Just in case you ever felt like actually joining in the community you just anonymously chastised.


ejwme
2012-09-17 16:54:30

How to lose friends and alienate people, in three easy steps:


1). Raise up the virtue and purity of your position as a beacon.


2). Condescend to the unscrubbed masses.


3). Do so anonymously.


atleastmykidsloveme
2012-09-17 18:27:02

The original statement is vague enough for you to have any position and argue with somebody else about it


sgtjonson
2012-09-17 18:34:40

B.I.P., just to clarify, are you saying that fellow bicyclists (perhaps on this message board?) are being too judgmental about other bicyclists?

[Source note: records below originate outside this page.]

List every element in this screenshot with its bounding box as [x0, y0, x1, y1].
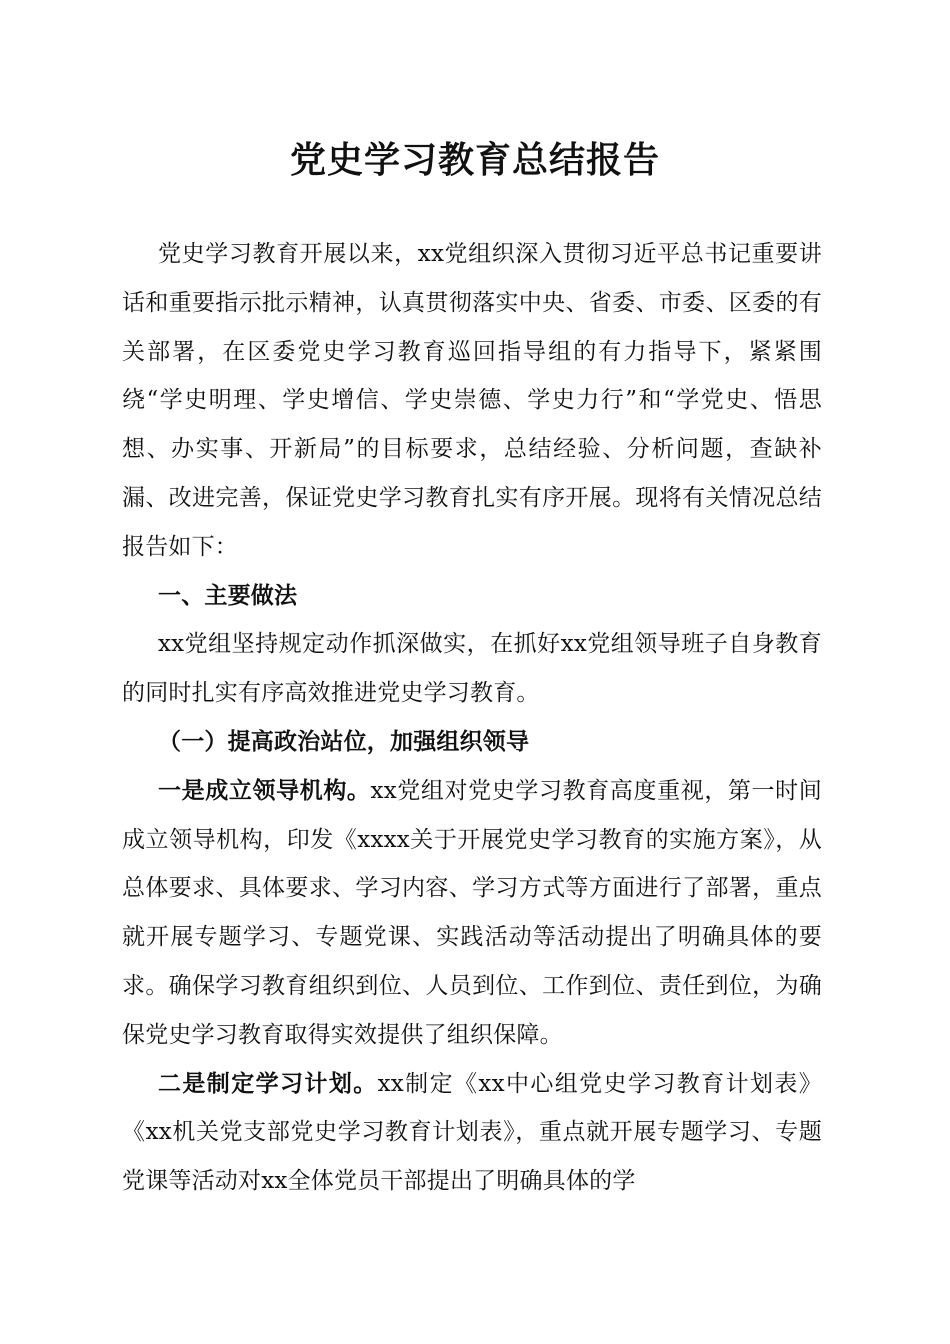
- section-heading-main-practices: 一、主要做法: [158, 582, 298, 609]
- section-intro-paragraph: xx党组坚持规定动作抓深做实，在抓好xx党组领导班子自身教育的同时扎实有序高效推进党史学习教育。: [122, 631, 822, 707]
- intro-paragraph: 党史学习教育开展以来，xx党组织深入贯彻习近平总书记重要讲话和重要指示批示精神，认真贯彻落实中央、省委、市委、区委的有关部署，在区委党史学习教育巡回指导组的有力指导下，紧紧围绕“学史明理、学史增信、学史崇德、学史力行”和“学党史、悟思想、办实事、开新局”的目标要求，总结经验、分析问题，查缺补漏、改进完善，保证党史学习教育扎实有序开展。现将有关情况总结报告如下：: [122, 241, 822, 560]
- item-1-text: xx党组对党史学习教育高度重视，第一时间成立领导机构，印发《xxxx关于开展党史学习教育的实施方案》，从总体要求、具体要求、学习内容、学习方式等方面进行了部署，重点就开展专题学习、专题党课、实践活动等活动提出了明确具体的要求。确保学习教育组织到位、人员到位、工作到位、责任到位，为确保党史学习教育取得实效提供了组织保障。: [122, 777, 822, 1048]
- document-body: [122, 230, 822, 1206]
- document-title: 党史学习教育总结报告: [289, 139, 660, 181]
- item-1-lead: 一是成立领导机构。: [158, 776, 371, 804]
- paragraph-item-1: [122, 767, 822, 1060]
- item-2-lead: 二是制定学习计划。: [158, 1069, 378, 1097]
- paragraph-item-2: [122, 1060, 822, 1206]
- item-2-text: xx制定《xx中心组党史学习教育计划表》《xx机关党支部党史学习教育计划表》，重点就开展专题学习、专题党课等活动对xx全体党员干部提出了明确具体的学: [122, 1070, 822, 1195]
- subsection-heading-organization: （一）提高政治站位，加强组织领导: [158, 727, 530, 755]
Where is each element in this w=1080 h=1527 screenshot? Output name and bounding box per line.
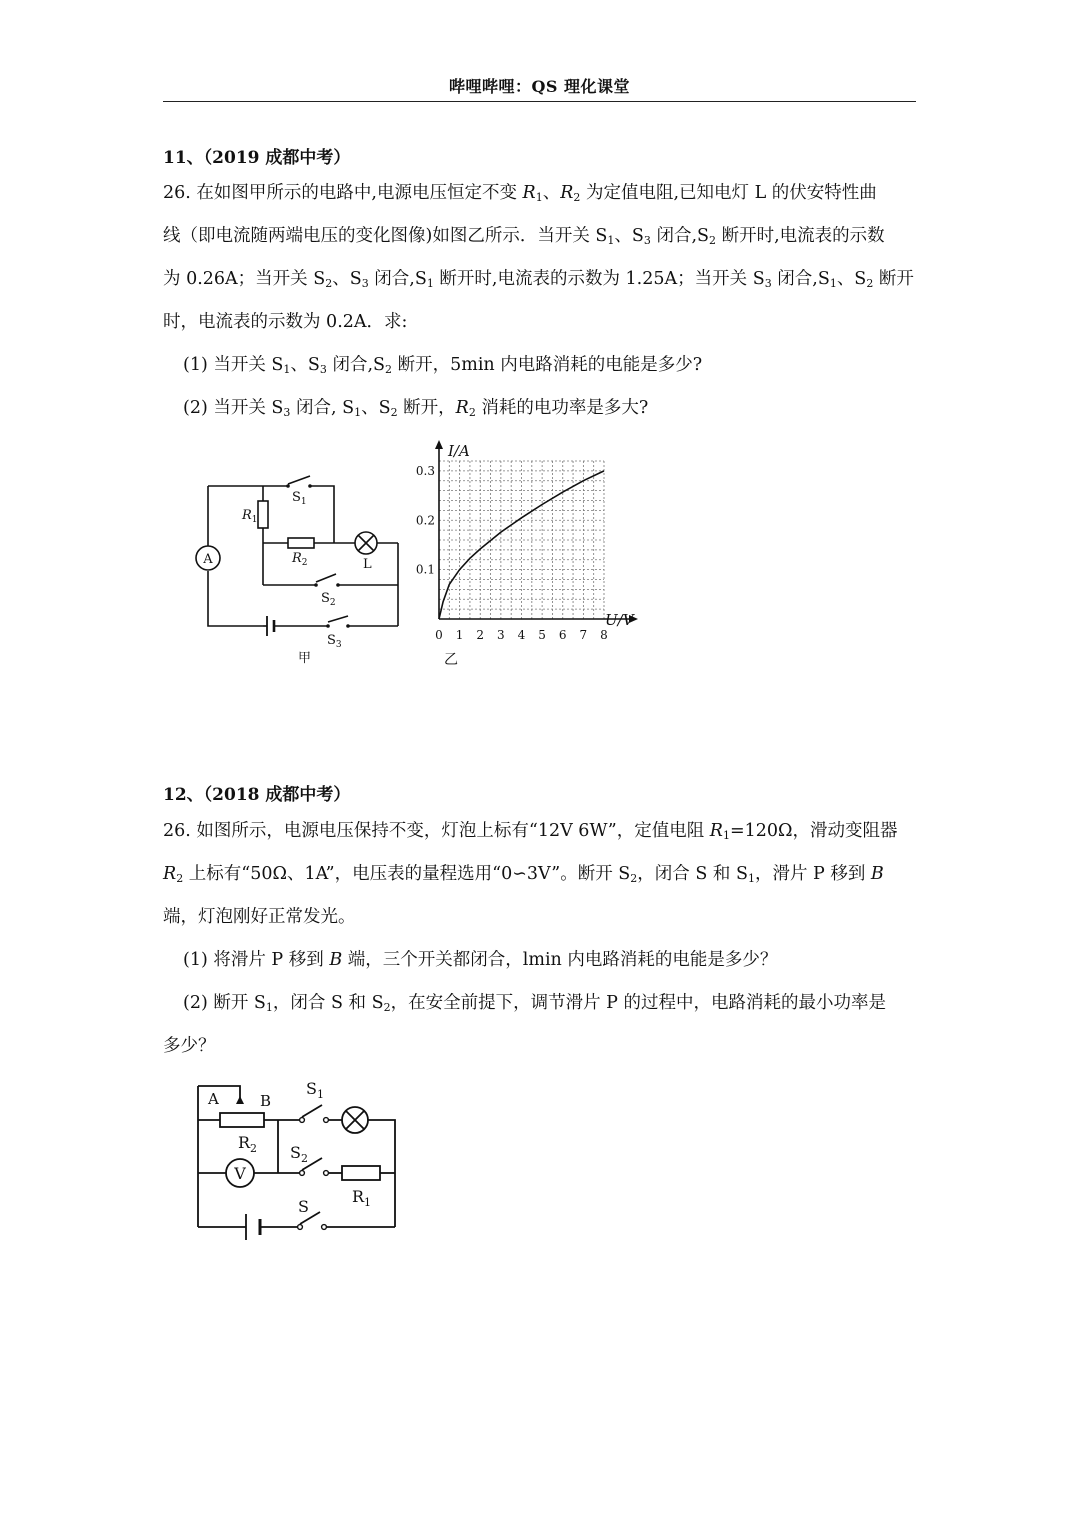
chart-axes <box>435 440 638 623</box>
resistor-r2-label: $R_2$ <box>292 551 308 568</box>
switch-s-label: S <box>298 1197 309 1216</box>
y-axis-arrow-icon <box>435 440 443 449</box>
chart-caption: 乙 <box>444 652 458 668</box>
problem-12-intro-line-1: 26. 如图所示，电源电压保持不变，灯泡上标有“12V 6W”，定值电阻 $R_1=120\Omega$，滑动变阻器 <box>163 821 898 842</box>
resistor-r2-symbol <box>288 538 314 548</box>
x-tick-label: 0 <box>435 628 443 642</box>
page-header: 哔哩哔哩：QS 理化课堂 <box>448 77 631 96</box>
chart-y-axis-label: I/A <box>448 442 470 460</box>
problem-11-intro-line-2: 线（即电流随两端电压的变化图像)如图乙所示．当开关 $S_1$、$S_3$ 闭合$,S_2$ 断开时,电流表的示数 <box>163 226 885 247</box>
switch-s1-label: $S_1$ <box>292 490 307 507</box>
circuit-diagram-12 <box>190 1072 405 1247</box>
x-tick-label: 2 <box>476 628 485 642</box>
lamp-label: L <box>363 557 372 572</box>
x-tick-label: 7 <box>579 628 588 642</box>
ammeter-symbol <box>196 546 220 570</box>
lamp-symbol <box>342 1107 368 1133</box>
switch-s3-label: $S_3$ <box>327 633 342 650</box>
terminal-a-label: A <box>208 1090 219 1108</box>
resistor-r1-symbol <box>342 1166 380 1180</box>
ammeter-label: A <box>203 552 213 567</box>
resistor-r1-label: $R_1$ <box>242 508 258 525</box>
rheostat-r2-symbol <box>220 1113 264 1127</box>
rheostat-r2-label: $R_2$ <box>238 1133 258 1155</box>
problem-12-intro-line-2: $R_2$ 上标有“50Ω、1A”，电压表的量程选用“0∽3V”。断开 $S_2$，闭合 S 和 $S_1$，滑片 P 移到 B <box>163 864 884 885</box>
problem-12-question-1: (1) 将滑片 P 移到 B 端，三个开关都闭合，lmin 内电路消耗的电能是多少？ <box>183 950 778 970</box>
y-tick-label: 0.3 <box>415 463 435 478</box>
resistor-r1-label: $R_1$ <box>352 1187 372 1209</box>
problem-12-intro-line-3: 端，灯泡刚好正常发光。 <box>163 907 356 927</box>
x-tick-label: 1 <box>455 628 464 642</box>
y-tick-label: 0.1 <box>415 562 435 577</box>
problem-11-question-2: (2) 当开关 $S_3$ 闭合, $S_1$、$S_2$ 断开，$R_2$ 消耗的电功率是多大? <box>183 398 649 419</box>
problem-11-intro-line-4: 时，电流表的示数为 0.2A．求: <box>163 312 408 332</box>
problem-11-question-1: (1) 当开关 $S_1$、$S_3$ 闭合$,S_2$ 断开，5min 内电路消耗的电能是多少? <box>183 355 703 376</box>
x-tick-label: 6 <box>558 628 567 642</box>
switch-s2-label: $S_2$ <box>321 591 336 608</box>
chart-x-axis-label: U/V <box>605 611 634 629</box>
problem-11-intro-line-1: 26. 在如图甲所示的电路中,电源电压恒定不变 $R_1$、$R_2$ 为定值电阻,已知电灯 L 的伏安特性曲 <box>163 183 877 204</box>
x-tick-label: 8 <box>600 628 608 642</box>
resistor-r1-symbol <box>258 501 268 528</box>
circuit-diagram-jia <box>188 468 410 668</box>
terminal-b-label: B <box>260 1092 272 1110</box>
y-tick-label: 0.2 <box>415 513 435 528</box>
circuit-caption-jia: 甲 <box>298 651 312 666</box>
x-tick-label: 3 <box>497 628 505 642</box>
voltmeter-symbol <box>226 1159 254 1187</box>
problem-12-question-2-line-2: 多少？ <box>163 1036 216 1056</box>
switch-s2-label: $S_2$ <box>290 1143 308 1165</box>
problem-11-intro-line-3: 为 0.26A；当开关 $S_2$、$S_3$ 闭合$,S_1$ 断开时,电流表的示数为 1.25A；当开关 $S_3$ 闭合$,S_1$、$S_2$ 断开 <box>163 269 914 290</box>
chart-grid <box>439 461 604 619</box>
iv-characteristic-chart <box>412 436 648 672</box>
problem-11-heading: 11、（2019 成都中考） <box>163 148 351 168</box>
voltmeter-label: V <box>234 1164 246 1183</box>
x-tick-label: 5 <box>538 628 546 642</box>
header-divider <box>163 101 916 102</box>
lamp-symbol <box>355 532 377 554</box>
slider-arrow-icon <box>236 1096 244 1104</box>
x-tick-label: 4 <box>517 628 526 642</box>
switch-s1-label: $S_1$ <box>306 1079 324 1101</box>
problem-12-heading: 12、（2018 成都中考） <box>163 785 351 805</box>
problem-12-question-2-line-1: (2) 断开 $S_1$，闭合 S 和 $S_2$，在安全前提下，调节滑片 P 的过程中，电路消耗的最小功率是 <box>183 993 886 1014</box>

Just trying to figure out exactly what you're trying to say before reacting to it.


scott
2012-09-17 19:39:58

Yeah, it was definitely unclear. There's several different ways I interpreted it, and still haven't decided which was correct.


rubberfactory
2012-09-17 20:41:05

I think this was just a one-shot troll.


mick
2012-09-17 20:54:14

Fascism? Yes. Fascism.


(Courtesy of Wiki, via the google: "Fascism ( /?fæ??z?m/) is a radical authoritarian nationalist political ideology.[1][2] Fascists seek to unify their nation based on commitment to an organic national community where its individuals are united together as one people through national identity.[3][4] The unity of the nation is to be based upon suprapersonal connections of ancestry and culture through a totalitarian state that seeks the mass mobilization of the national community through discipline, indoctrination, physical training, and eugenics.[3][5] Fascism seeks to eradicate perceived foreign influences that are deemed to be causing degeneration of the nation or of not fitting into the national culture.[6]")


atleastmykidsloveme
2012-09-17 20:56:24

naw, the OP's posted one other time. Not to the intro board (maybe s/he's working on an awesome intro with pictures and music and video to delight and dazzle us), but to another thread (the editor letter one).

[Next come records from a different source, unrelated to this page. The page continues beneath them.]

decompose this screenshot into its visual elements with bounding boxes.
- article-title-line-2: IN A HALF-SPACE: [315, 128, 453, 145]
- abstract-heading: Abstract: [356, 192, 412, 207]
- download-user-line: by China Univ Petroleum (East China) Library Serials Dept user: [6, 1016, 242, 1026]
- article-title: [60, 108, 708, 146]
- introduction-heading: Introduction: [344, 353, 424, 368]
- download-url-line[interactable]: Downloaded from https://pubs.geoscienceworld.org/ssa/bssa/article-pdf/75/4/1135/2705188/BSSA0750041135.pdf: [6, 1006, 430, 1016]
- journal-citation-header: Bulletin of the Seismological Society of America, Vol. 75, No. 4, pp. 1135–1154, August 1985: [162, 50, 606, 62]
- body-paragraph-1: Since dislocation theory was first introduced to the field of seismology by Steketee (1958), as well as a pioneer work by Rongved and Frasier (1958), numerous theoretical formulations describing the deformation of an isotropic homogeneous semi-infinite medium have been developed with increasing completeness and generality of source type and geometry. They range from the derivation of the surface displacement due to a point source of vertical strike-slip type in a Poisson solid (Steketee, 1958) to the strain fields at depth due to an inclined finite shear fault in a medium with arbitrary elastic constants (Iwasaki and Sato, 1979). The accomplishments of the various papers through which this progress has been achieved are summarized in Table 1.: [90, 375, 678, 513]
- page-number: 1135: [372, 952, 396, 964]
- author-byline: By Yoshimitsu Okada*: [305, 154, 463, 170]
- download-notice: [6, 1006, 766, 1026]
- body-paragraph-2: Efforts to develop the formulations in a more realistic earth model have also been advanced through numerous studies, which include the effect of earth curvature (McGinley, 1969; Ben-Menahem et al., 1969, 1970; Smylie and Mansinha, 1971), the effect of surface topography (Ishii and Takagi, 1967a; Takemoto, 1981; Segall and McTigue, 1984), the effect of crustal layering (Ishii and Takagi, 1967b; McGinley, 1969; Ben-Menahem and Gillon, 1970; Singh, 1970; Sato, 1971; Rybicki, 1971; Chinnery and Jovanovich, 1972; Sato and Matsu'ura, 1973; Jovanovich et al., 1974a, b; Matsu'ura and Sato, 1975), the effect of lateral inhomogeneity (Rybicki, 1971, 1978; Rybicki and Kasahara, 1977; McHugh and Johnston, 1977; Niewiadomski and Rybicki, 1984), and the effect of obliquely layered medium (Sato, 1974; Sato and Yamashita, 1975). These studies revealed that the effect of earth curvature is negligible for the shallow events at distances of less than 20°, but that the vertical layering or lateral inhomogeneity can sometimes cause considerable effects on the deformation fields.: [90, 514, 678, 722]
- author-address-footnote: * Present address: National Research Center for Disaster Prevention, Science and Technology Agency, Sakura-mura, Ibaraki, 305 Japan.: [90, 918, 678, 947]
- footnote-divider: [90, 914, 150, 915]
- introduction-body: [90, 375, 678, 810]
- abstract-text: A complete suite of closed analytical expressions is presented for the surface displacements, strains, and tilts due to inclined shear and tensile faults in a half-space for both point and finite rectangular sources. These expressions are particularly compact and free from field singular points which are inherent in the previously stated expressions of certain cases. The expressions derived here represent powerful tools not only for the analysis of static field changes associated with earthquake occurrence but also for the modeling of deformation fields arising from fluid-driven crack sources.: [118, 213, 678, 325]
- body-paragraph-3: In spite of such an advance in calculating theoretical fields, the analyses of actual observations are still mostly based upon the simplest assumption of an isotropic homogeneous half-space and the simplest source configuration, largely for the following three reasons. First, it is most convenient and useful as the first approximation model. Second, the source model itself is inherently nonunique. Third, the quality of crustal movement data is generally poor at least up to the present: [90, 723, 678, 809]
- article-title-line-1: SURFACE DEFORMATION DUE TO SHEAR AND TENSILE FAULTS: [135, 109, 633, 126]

They've corrected/changed their board handle, so I'll allow some benefit of the doubt. In adding up the violated standard online norms in my head, I'm beginning to chalk up my initial negative reaction to "interwebs/norms fail" rather than a reasoned reaction to a well explained thought.


ejwme
2012-09-17 21:01:48

Fascism? Really?


(More from Wiki, courtesy the google: "As early as 1944, the term had already become so widely and loosely employed that British essayist and novelist George Orwell was moved to write:

It would seem that, as used, the word ‘Fascism’ is almost entirely meaningless. In conversation, of course, it is used even more wildly than in print. I have heard it applied to farmers, shopkeepers, Social Credit, corporal punishment, fox hunting, bullfighting, the 1922 Committee, the 1941 Committee, Kipling, Gandhi, Chiang Kai-Shek, homosexuality, Priestley's broadcasts, Youth Hostels, astrology, women, dogs and I do not know what else.[1]")


atleastmykidsloveme
2012-09-17 21:07:00

Maybe the OP once heard the phrase "as far right as is practicable" and interpreted it as a political statement.


schmenjamin
2012-09-17 21:15:13

dude, whoever called Ghandi a facist.... that just ain't right.

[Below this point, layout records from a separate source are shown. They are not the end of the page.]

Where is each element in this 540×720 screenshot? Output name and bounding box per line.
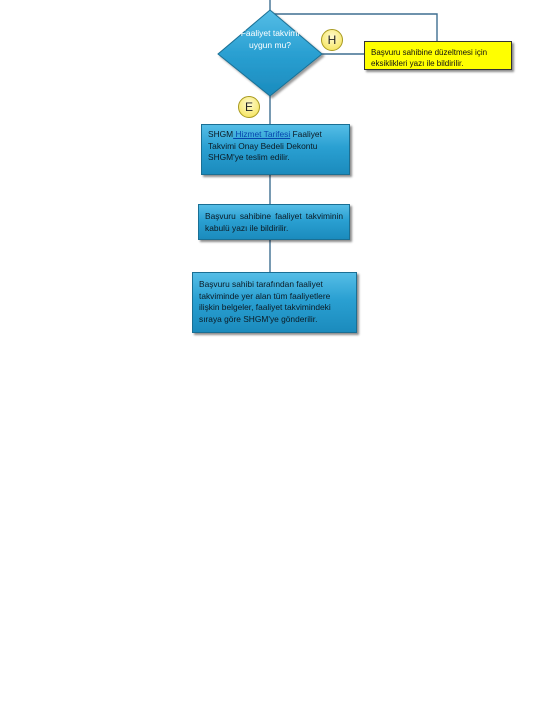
step-payment-prefix: SHGM — [208, 129, 234, 139]
step-documents-box — [192, 272, 357, 333]
step-payment-text: Faaliyet Takvimi Onay Bedeli Dekontu SHGM'ye teslim edilir. — [208, 129, 322, 162]
decision-diamond — [218, 10, 322, 96]
correction-note-box — [364, 41, 512, 70]
yes-connector-circle: E — [238, 96, 260, 118]
step-documents-text: Başvuru sahibi tarafından faaliyet takviminde yer alan tüm faaliyetlere ilişkin belgeler, faaliyet takvimindeki sıraya göre SHGM'ye gönderilir. — [199, 279, 331, 324]
no-connector-circle: H — [321, 29, 343, 51]
decision-label: Faaliyet takvimi uygun mu? — [240, 28, 300, 50]
step-acceptance-box — [198, 204, 350, 240]
step-acceptance-text: Başvuru sahibine faaliyet takviminin kabulü yazı ile bildirilir. — [205, 211, 343, 233]
correction-note-text: Başvuru sahibine düzeltmesi için eksiklikleri yazı ile bildirilir. — [371, 48, 488, 68]
step-payment-box — [201, 124, 350, 175]
tariff-link[interactable]: Hizmet Tarifesi — [233, 129, 291, 139]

I mean, Ghandi. Really. (Churchill's opposition to Ghandi really made me think the first time I came across it. I mean, it's Ghandi. How can one actually oppose Ghandi?)


ejwme
2012-09-17 21:16:35

Gandhi, but I read something about Churchill's opposition to Gandhi in C.'s book about the Second World War. My impression is that one reason was C.'s opposition to losing India as part of the British Empire; also that Gandhi, a Hindu, could not possibly represent all of India, and third, that Gandhi had an utterly impractical approach to opposing the Japanese invasion of India. He advocated non-violent resistance. C. pointed out, correctly as far as I can tell, that this would have resulted in the deaths of an awful lot of people, especially Sikhs. But I'm pretty sure Churchill, who was a British Imperialist, mainly saw Gandhi as a threat to the British Empire, as he was.


jonawebb
2012-09-17 21:30:44

schmenjamin +1:


Maybe the OP once heard the phrase "as far right as is practicable" and interpreted it as a political statement.